SFX magazine accused of sexism
by Guest Blogger // 26 February 2010, 12:06
Jenni Hill works as a junior editor at science fiction, fantasy and horror publishers Solaris Books, where she very nearly has everyone using the Bechdel test. Very nearly.
Author and poet Maura McHugh, who blogs under the name Splinister, has pointed out a case of, perhaps unconscious, sexism perpetrated by the all-male editorial team at SFX, a popular monthly magazine which caters to fans of science fiction, fantasy and horror.
In SFX's recent 132-page horror issue, editor Ian Berriman said: "[Horror] comes in an almost infinite variety of forms, and I love nearly every single one of them." But there was a notable lack of recognition for women in the genre. Thirty four creators were interviewed and asked for their opinions on the forgotten gems of the genre and, you guessed it, they were all men. To compound this, only one of them cited a work by a women in their list of hidden gems: Toby Whithouse suggested Kit Whitfield's Bareback.
Maura points out the lack of 'alone time' given to women in other articles in the piece, saying that actress Ingrid Pitt is the only woman with any time in the spotlight - half a page in a 'My Life In Horror' section.
Maura told me: "I really do not enjoy bringing up this matter. Equally, someone has to say something. I'm not being over-dramatic, or asking for anything outrageous. What I want is that women get a fair representation."
Presumably, SFX will issue some sort of apology, as the story has now been picked up by The Guardian and Maura is in contact with the editors.
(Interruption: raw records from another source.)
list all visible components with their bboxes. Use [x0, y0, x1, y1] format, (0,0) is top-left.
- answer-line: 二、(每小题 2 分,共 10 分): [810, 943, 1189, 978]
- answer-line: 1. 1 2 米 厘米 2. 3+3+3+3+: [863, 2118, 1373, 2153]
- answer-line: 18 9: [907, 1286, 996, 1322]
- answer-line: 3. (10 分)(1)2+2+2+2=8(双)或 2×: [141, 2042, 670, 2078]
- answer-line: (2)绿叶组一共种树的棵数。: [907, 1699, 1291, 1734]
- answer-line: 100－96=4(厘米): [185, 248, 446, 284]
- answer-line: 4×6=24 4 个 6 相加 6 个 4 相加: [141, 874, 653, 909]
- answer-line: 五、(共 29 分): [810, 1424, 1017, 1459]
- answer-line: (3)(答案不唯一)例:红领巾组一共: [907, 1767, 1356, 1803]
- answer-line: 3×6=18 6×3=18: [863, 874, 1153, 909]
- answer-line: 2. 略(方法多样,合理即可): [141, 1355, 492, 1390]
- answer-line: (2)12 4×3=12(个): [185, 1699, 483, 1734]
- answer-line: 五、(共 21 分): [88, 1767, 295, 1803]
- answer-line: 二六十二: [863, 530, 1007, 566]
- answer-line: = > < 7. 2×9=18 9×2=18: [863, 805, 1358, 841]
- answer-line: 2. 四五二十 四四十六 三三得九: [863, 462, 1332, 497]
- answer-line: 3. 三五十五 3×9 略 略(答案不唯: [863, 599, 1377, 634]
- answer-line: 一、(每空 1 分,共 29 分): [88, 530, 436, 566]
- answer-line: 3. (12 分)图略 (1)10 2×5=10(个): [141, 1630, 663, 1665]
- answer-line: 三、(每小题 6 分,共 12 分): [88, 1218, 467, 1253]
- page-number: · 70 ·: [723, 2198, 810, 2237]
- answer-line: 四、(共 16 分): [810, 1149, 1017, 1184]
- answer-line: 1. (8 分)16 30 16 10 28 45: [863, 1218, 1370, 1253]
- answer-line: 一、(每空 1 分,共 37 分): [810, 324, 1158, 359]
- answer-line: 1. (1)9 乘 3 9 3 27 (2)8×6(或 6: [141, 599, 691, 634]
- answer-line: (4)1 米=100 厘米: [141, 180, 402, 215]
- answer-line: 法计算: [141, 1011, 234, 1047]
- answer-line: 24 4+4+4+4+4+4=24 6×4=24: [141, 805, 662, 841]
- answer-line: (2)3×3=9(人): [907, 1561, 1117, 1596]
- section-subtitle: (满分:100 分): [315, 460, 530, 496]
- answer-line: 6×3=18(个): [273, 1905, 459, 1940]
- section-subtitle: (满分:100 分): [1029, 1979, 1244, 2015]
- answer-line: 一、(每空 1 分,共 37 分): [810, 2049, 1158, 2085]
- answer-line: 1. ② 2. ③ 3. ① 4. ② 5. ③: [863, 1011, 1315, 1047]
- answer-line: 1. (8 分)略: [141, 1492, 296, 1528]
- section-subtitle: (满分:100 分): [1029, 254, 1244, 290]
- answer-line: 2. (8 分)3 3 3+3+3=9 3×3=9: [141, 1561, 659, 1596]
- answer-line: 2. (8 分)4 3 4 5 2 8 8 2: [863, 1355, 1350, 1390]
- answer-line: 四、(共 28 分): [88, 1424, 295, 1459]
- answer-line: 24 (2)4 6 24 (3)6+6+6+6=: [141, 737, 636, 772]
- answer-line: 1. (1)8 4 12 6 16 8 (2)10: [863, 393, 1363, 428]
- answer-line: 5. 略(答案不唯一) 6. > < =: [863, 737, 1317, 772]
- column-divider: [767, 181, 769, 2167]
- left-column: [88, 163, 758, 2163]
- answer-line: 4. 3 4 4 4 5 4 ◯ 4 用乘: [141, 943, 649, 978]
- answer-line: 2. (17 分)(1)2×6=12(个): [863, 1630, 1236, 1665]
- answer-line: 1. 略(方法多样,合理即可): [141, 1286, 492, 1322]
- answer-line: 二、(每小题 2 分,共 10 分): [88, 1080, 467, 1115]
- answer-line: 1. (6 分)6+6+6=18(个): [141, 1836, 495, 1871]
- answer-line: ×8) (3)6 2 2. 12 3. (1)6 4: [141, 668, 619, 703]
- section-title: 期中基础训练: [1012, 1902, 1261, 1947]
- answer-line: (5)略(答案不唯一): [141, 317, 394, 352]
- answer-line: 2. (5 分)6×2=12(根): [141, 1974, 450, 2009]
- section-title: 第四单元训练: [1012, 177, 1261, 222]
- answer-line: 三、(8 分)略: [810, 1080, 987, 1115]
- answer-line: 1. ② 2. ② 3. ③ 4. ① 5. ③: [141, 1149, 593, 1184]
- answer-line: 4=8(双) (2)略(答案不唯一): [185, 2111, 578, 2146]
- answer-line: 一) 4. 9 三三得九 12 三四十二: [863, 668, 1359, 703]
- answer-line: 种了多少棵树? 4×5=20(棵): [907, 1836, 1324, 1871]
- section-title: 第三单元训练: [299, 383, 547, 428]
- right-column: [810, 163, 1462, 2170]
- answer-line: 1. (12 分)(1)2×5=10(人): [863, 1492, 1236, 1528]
One might think, however, that the industry should have learned its lesson five months ago, when the British Fantasy Society had to issue an apology for their anthology In Conversation: A Writer's Perspective, Volume One: Horror, which interviewed solely male writers in the genre.
The most ironic thing about all this, is that it has happened during the 'Women in Horror' month, an event created because female creators in this genre get so little recognition.